The 2022 GP sees practice nurses and staff completing vocational training in primary care in order to help patients understand their illnesses. Practice teams will also include practitioners with specialist knowledge, skills and experience in order to effectively integrate care.

Communities will contain GP practice federations, working together to provide extended primary care services, including nursing and other community care programmes, such as dietary workshops.

The role of GP as gatekeeper will diminish as more services are provided directly and with self-referral possibilities for patients. However, the GP will continue to work towards less fragmented care, working with specialists and private, NHS and third sector healthcare providers. The GP’s role will increasingly become one of the patient advocate and navigator – helping to coordinate their patient’s care across an increasingly complicated provider network.

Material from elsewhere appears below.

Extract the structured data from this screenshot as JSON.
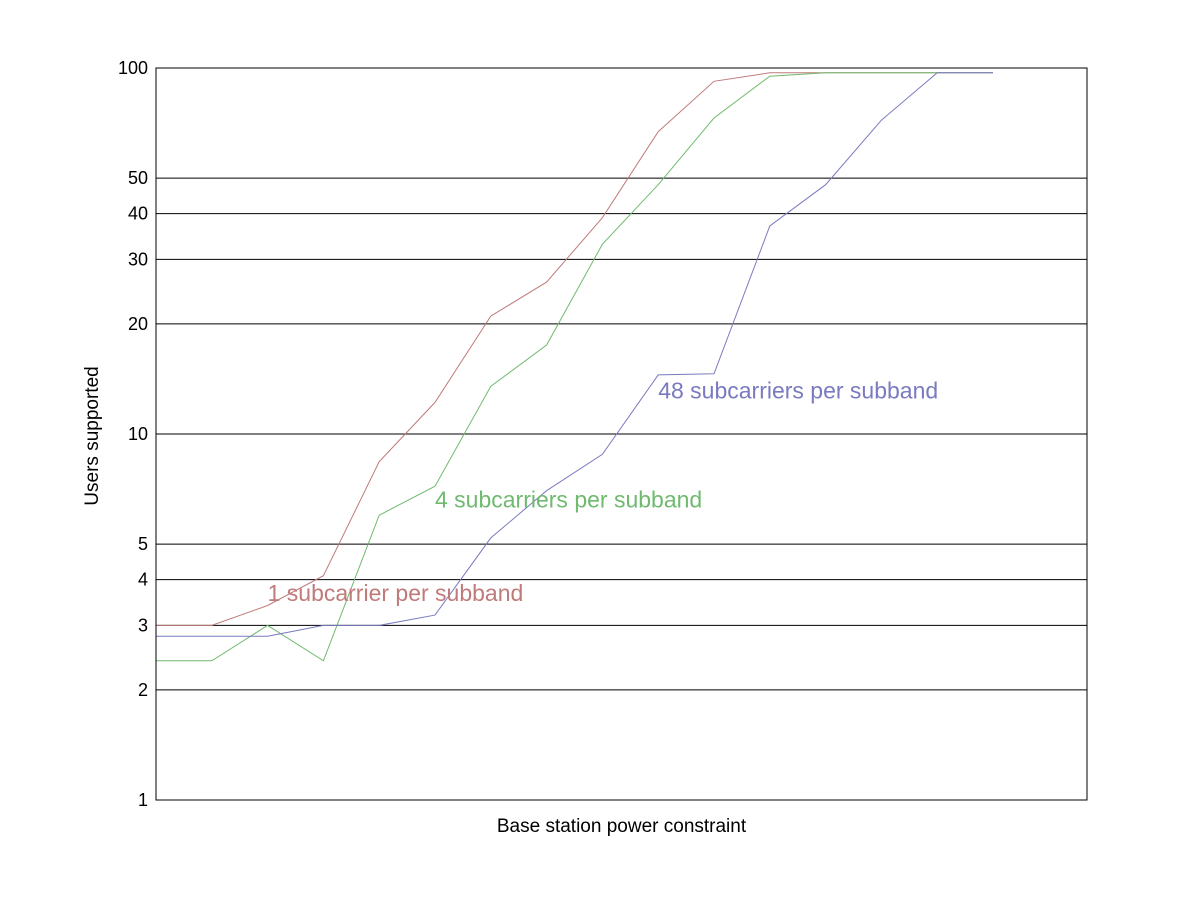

What must not change is the relationship between the GP and their community, and through this the registered list. Removing GP boundaries by allowing patients to register with any GP, anywhere, will destroy this relationship and will widen health inequalities risking the creation of ‘sink practices’. GPs must care for patients within the context of their families and communities – and a geographical boundary and registered population is the way of doing this.

The future is bright for general practice but in order for The 2022 GP to become a reality we need to attract more graduates to enter general practice and retain the existing workforce, offering all GPs opportunities for high quality training and employment. Despite the pressures that the NHS is under today – and will no doubt be in the future – only by investing in primary, community and social care can we hope to deliver a health care system fit for the future.